All labs involved in Genomics:GTL adhere to strict protocols that ensure quality control and reproducibility, says Adam Arkin, assistant professor of bio-engineering and chemistry at the University of California–Berkeley, which means that biologists will be able to compare results across different types of data. Arkin's lab is combining data on gene expression, protein interactions, and metabolism in the sulfate reducer Desulfovibrio vulgaris to try to “get some idea of the cross-talk between pathways.”

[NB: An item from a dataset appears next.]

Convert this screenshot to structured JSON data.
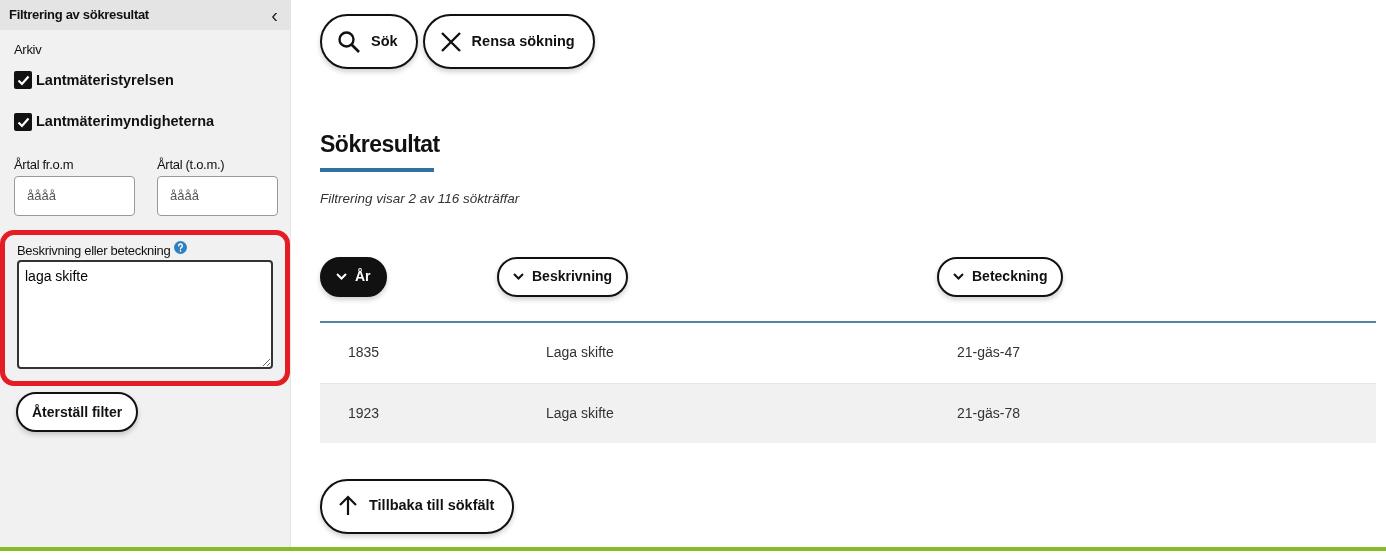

Creating open-access online databases is also a big part of the project, says Michelle Buchanan, associate laboratory director for physical sciences at Oak Ridge National Laboratory in Oak Ridge, Tennessee. She is developing high-throughput methods to analyze protein–protein interactions in microbial cells, and her results will be deposited in databases that other scientists can access and annotate with their own research results. Other GTL scientists will create similar databases for metabolic pathways, regulatory networks, and community interactions.

The timeline for realizing specific biological or computational goals is “very sketchy [since] this is a basic science program,” says Patrinos, but “we have already accomplished some early successes.”

Microbes' potential to contribute to technological innovation in the 21st century is indeed considerable, says Heffelfinger. “We can learn a tremendous amount by a comaprative knowledge of the diversity of microbes.”